LibroMobile Arts Cooperative (LMAC) is a small sized, hybrid nonprofit organization established in 2016 by local author Sarah Rafael García in Santa Ana, California. It was initiated through support from its fiscal agent Red Salmon Arts, a partner hybrid nonprofit organization based in Austin, Texas, and a five thousand dollar Investing in the Arts Grant by the City of Santa Ana.
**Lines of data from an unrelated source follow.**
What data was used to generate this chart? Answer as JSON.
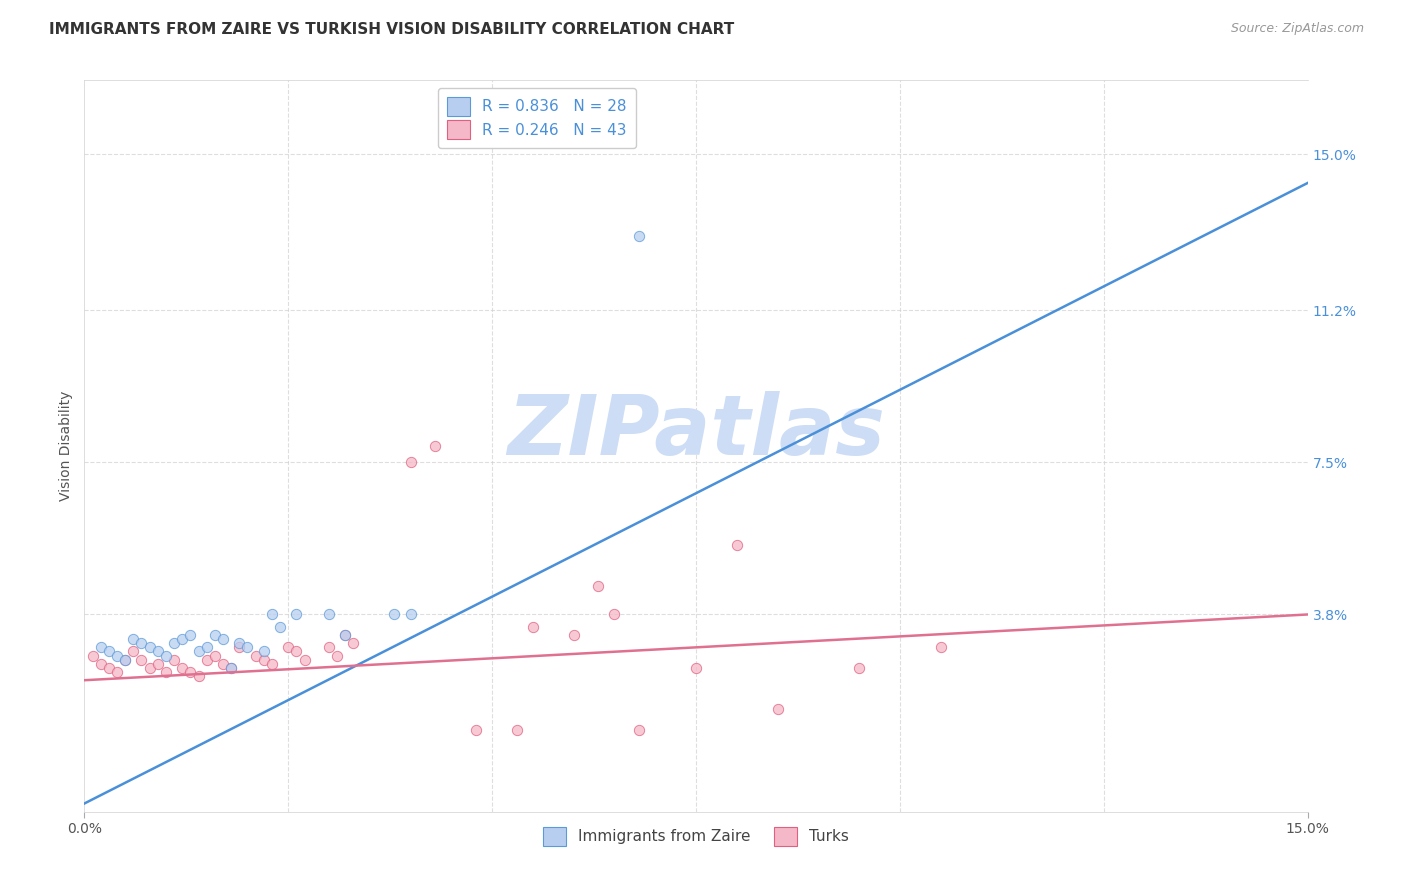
{
  "title": "IMMIGRANTS FROM ZAIRE VS TURKISH VISION DISABILITY CORRELATION CHART",
  "source": "Source: ZipAtlas.com",
  "ylabel": "Vision Disability",
  "xlim": [
    0.0,
    0.15
  ],
  "ylim": [
    -0.01,
    0.168
  ],
  "yticks": [
    0.038,
    0.075,
    0.112,
    0.15
  ],
  "ytick_labels": [
    "3.8%",
    "7.5%",
    "11.2%",
    "15.0%"
  ],
  "xtick_positions": [
    0.0,
    0.025,
    0.05,
    0.075,
    0.1,
    0.125,
    0.15
  ],
  "watermark": "ZIPatlas",
  "legend_entries": [
    {
      "label": "Immigrants from Zaire",
      "R": "0.836",
      "N": "28",
      "color": "#aec6f0"
    },
    {
      "label": "Turks",
      "R": "0.246",
      "N": "43",
      "color": "#f4a8b8"
    }
  ],
  "blue_scatter": [
    [
      0.002,
      0.03
    ],
    [
      0.003,
      0.029
    ],
    [
      0.004,
      0.028
    ],
    [
      0.005,
      0.027
    ],
    [
      0.006,
      0.032
    ],
    [
      0.007,
      0.031
    ],
    [
      0.008,
      0.03
    ],
    [
      0.009,
      0.029
    ],
    [
      0.01,
      0.028
    ],
    [
      0.011,
      0.031
    ],
    [
      0.012,
      0.032
    ],
    [
      0.013,
      0.033
    ],
    [
      0.014,
      0.029
    ],
    [
      0.015,
      0.03
    ],
    [
      0.016,
      0.033
    ],
    [
      0.017,
      0.032
    ],
    [
      0.018,
      0.025
    ],
    [
      0.019,
      0.031
    ],
    [
      0.02,
      0.03
    ],
    [
      0.022,
      0.029
    ],
    [
      0.023,
      0.038
    ],
    [
      0.024,
      0.035
    ],
    [
      0.026,
      0.038
    ],
    [
      0.03,
      0.038
    ],
    [
      0.032,
      0.033
    ],
    [
      0.038,
      0.038
    ],
    [
      0.04,
      0.038
    ],
    [
      0.068,
      0.13
    ]
  ],
  "pink_scatter": [
    [
      0.001,
      0.028
    ],
    [
      0.002,
      0.026
    ],
    [
      0.003,
      0.025
    ],
    [
      0.004,
      0.024
    ],
    [
      0.005,
      0.027
    ],
    [
      0.006,
      0.029
    ],
    [
      0.007,
      0.027
    ],
    [
      0.008,
      0.025
    ],
    [
      0.009,
      0.026
    ],
    [
      0.01,
      0.024
    ],
    [
      0.011,
      0.027
    ],
    [
      0.012,
      0.025
    ],
    [
      0.013,
      0.024
    ],
    [
      0.014,
      0.023
    ],
    [
      0.015,
      0.027
    ],
    [
      0.016,
      0.028
    ],
    [
      0.017,
      0.026
    ],
    [
      0.018,
      0.025
    ],
    [
      0.019,
      0.03
    ],
    [
      0.021,
      0.028
    ],
    [
      0.022,
      0.027
    ],
    [
      0.023,
      0.026
    ],
    [
      0.025,
      0.03
    ],
    [
      0.026,
      0.029
    ],
    [
      0.027,
      0.027
    ],
    [
      0.03,
      0.03
    ],
    [
      0.031,
      0.028
    ],
    [
      0.032,
      0.033
    ],
    [
      0.033,
      0.031
    ],
    [
      0.04,
      0.075
    ],
    [
      0.043,
      0.079
    ],
    [
      0.048,
      0.01
    ],
    [
      0.053,
      0.01
    ],
    [
      0.055,
      0.035
    ],
    [
      0.06,
      0.033
    ],
    [
      0.063,
      0.045
    ],
    [
      0.065,
      0.038
    ],
    [
      0.068,
      0.01
    ],
    [
      0.075,
      0.025
    ],
    [
      0.08,
      0.055
    ],
    [
      0.085,
      0.015
    ],
    [
      0.095,
      0.025
    ],
    [
      0.105,
      0.03
    ]
  ],
  "blue_line_x": [
    0.0,
    0.15
  ],
  "blue_line_y": [
    -0.008,
    0.143
  ],
  "pink_line_x": [
    0.0,
    0.15
  ],
  "pink_line_y": [
    0.022,
    0.038
  ],
  "scatter_size": 55,
  "scatter_alpha": 0.75,
  "line_width": 1.8,
  "blue_fill": "#b8cef0",
  "pink_fill": "#f5b8c8",
  "blue_edge_color": "#5a9ad8",
  "pink_edge_color": "#e06080",
  "blue_line_color": "#4a90d9",
  "pink_line_color": "#e07090",
  "grid_color": "#d0d0d0",
  "grid_alpha": 0.7,
  "watermark_color": "#ccddf5",
  "watermark_fontsize": 60,
  "title_fontsize": 11,
  "legend_fontsize": 11,
  "axis_label_fontsize": 10,
  "tick_label_color_right": "#4a90d9",
  "background_color": "#ffffff"
}
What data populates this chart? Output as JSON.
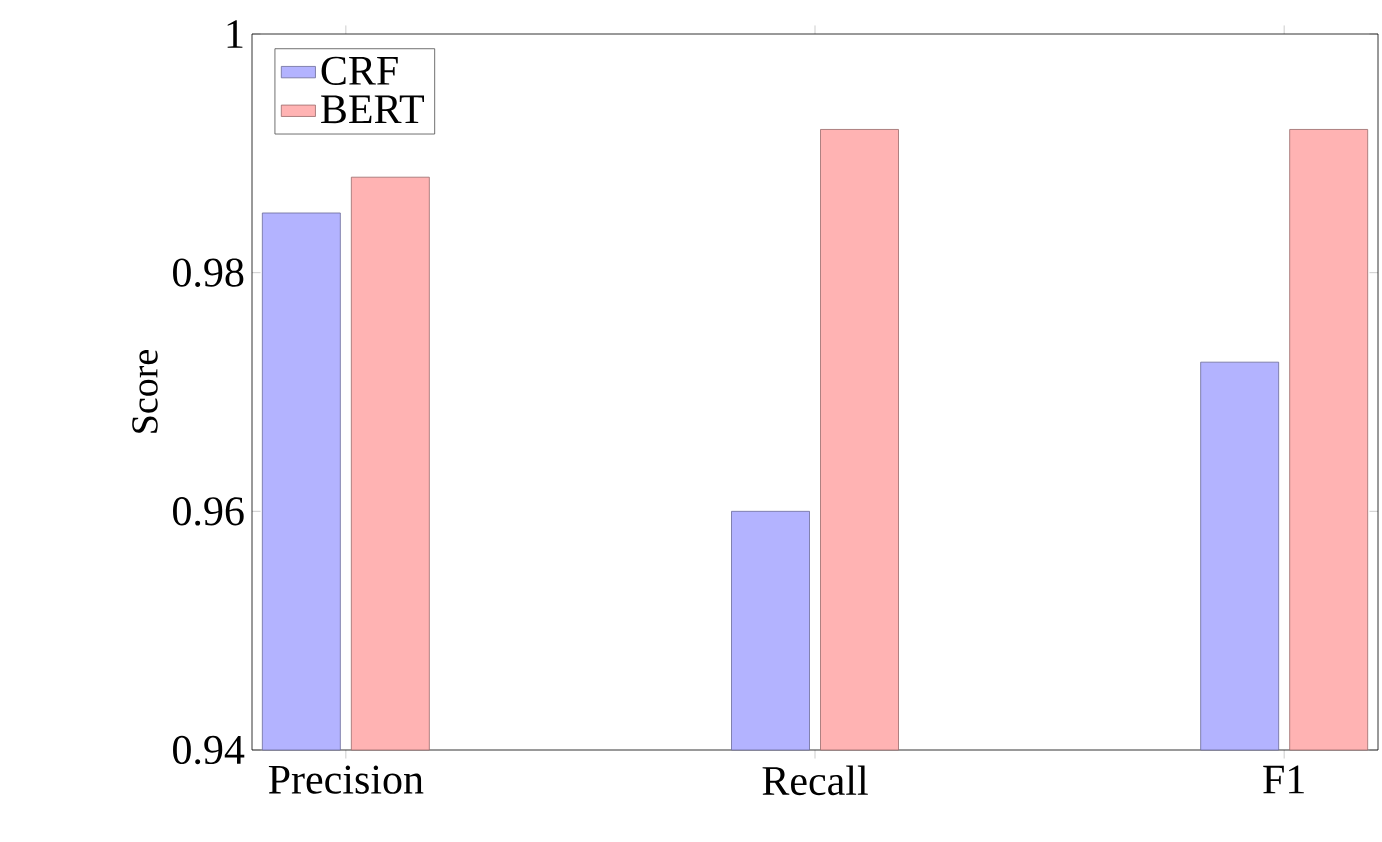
{
  "chart_data": {
    "type": "bar",
    "ylabel": "Score",
    "categories": [
      "Precision",
      "Recall",
      "F1"
    ],
    "series": [
      {
        "name": "CRF",
        "color": "#b3b3ff",
        "values": [
          0.985,
          0.96,
          0.9725
        ]
      },
      {
        "name": "BERT",
        "color": "#ffb3b3",
        "values": [
          0.988,
          0.992,
          0.992
        ]
      }
    ],
    "ylim": [
      0.94,
      1
    ],
    "yticks": [
      0.94,
      0.96,
      0.98,
      1
    ],
    "legend": "top left",
    "grid": false
  }
}
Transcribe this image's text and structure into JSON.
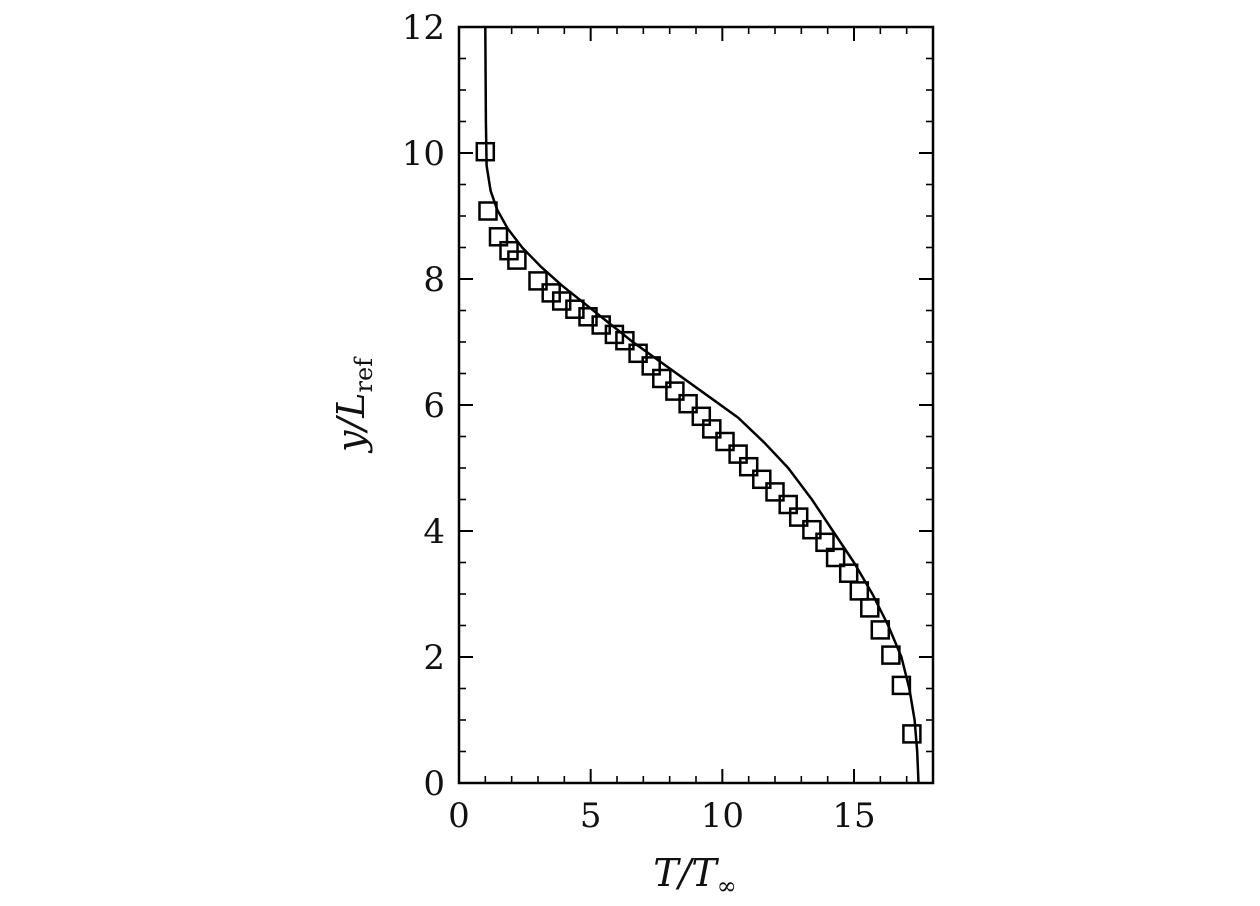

Although started with a minimal amount of funding, the hybrid nonprofit organization serves as the only literary arts cultural center for approximately 300K+ residents in the City of Santa Ana of which 80% are Latina/o/x as part of Orange County that is 60% people of color.

Over the first two years, LMAC tended the community as a curbside vendor selling books and hosting free literary readings and workshops via partnerships with established art spaces, local businesses, national literary grants to pay writers, and special public events. Since 2017, it has been housed at two different brick-and-mortar venues: the first being a public stairway that served as a temporary space for 11 months funded by a patron and the second a 190sqft warehouse in downtown Santa Ana that has consisted of annual lease renewals since January 2018 paid by profits. LMAC continues to be mobile while sustaining general operating costs at the 190 sq. ft. warehouse space. One organizational goal is to reinvest profits into the local artists of color and business economy. Over the years LMAC has fulfilled García’s mission of “cultivating diversity through literature and the arts” to the residents of Santa Ana and Orange County. Today (2021), LMAC is focusing more than ever on audience engagement and book sales to increase assets, while seeking to expand its reach beyond the city as an established BIPOC-led cultural center in Orange County and institute a new mission statement.